If this is just autocomplete, then I agree that it’s a pretty fancy one.

vintageballs@feddit.org · 2 months ago

Funnily enough, this is also my field, though I am not at uni anymore since I now work in this area. I agree that current literature rightfully makes no claims of AGI.

Calling transformer models (also definitely not the only type of LLM that is feasible - mamba, Llada, … exist!) “fancy autocomplete” is very disingenuous in my view. Also, the current boom of AI includes way more than the flashy language models that the general population directly interacts with, as you surely know. And whether a model is able to “generalize” depends on whether you mean within its objective boundaries or outside of them, I would say.

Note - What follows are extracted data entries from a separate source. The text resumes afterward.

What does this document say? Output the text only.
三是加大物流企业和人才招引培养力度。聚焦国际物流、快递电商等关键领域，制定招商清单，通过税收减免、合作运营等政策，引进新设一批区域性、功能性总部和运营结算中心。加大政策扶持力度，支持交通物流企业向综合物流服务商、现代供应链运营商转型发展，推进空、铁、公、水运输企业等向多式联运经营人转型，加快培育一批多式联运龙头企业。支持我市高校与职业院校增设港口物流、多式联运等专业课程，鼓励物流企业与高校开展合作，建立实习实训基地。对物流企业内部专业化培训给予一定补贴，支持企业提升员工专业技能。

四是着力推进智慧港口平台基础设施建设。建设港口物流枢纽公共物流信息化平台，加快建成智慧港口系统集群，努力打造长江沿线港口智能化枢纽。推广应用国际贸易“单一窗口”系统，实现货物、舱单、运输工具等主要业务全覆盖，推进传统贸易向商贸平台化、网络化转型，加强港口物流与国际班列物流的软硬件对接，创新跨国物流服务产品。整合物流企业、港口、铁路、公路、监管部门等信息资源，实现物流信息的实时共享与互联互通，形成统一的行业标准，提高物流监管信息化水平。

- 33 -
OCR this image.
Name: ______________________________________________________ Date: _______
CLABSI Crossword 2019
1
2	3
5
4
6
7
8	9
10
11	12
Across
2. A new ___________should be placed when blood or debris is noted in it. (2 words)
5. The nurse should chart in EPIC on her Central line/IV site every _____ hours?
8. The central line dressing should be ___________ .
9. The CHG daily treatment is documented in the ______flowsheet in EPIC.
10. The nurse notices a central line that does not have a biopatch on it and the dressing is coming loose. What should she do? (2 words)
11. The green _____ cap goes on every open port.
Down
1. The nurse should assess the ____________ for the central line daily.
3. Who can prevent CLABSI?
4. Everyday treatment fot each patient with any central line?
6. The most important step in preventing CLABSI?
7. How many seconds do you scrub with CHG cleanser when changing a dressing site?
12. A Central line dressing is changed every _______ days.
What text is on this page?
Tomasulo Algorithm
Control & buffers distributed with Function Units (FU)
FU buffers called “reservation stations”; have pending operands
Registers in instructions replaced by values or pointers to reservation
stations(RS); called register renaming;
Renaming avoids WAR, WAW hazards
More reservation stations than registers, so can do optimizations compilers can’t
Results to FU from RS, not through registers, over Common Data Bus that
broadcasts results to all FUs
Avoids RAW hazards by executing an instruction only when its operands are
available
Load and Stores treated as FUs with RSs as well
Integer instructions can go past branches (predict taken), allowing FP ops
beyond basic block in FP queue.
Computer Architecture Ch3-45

I agree that a training objective of predicting the next token in a sequence probably won’t be enough to achieve generalized intelligence. However, modelling language is the first and most important step on that path since us humans use language to abstract and represent problems.

Looking at the current pace of development, I wouldn’t be so pessimistic, though I won’t make claims as to when we will reach AGI. While there may not be a complete theoretical framework for AGI, I believe it will be achieved in a similar way as current systems are, being developed first and explained after.

ramble81@lemm.ee · 2 months ago

To vintage’s point. The way I view it is there is no chance for AGI via the current method of hopped up LLM/ML but that doesn’t mean we won’t uncover a method in the future. Bio-engineering with an attempt to recreate a neural network for example, or extraction of neurons via stem cells with some sort of electrical interface. My initial point was that it’s way off, not that it’s impossible. One day someone will go “well, that’s interesting” and we’ll have a whole new paradigm

Powderhorn@beehaw.org · 2 months ago

AGI is just a term used for VC and shareholders.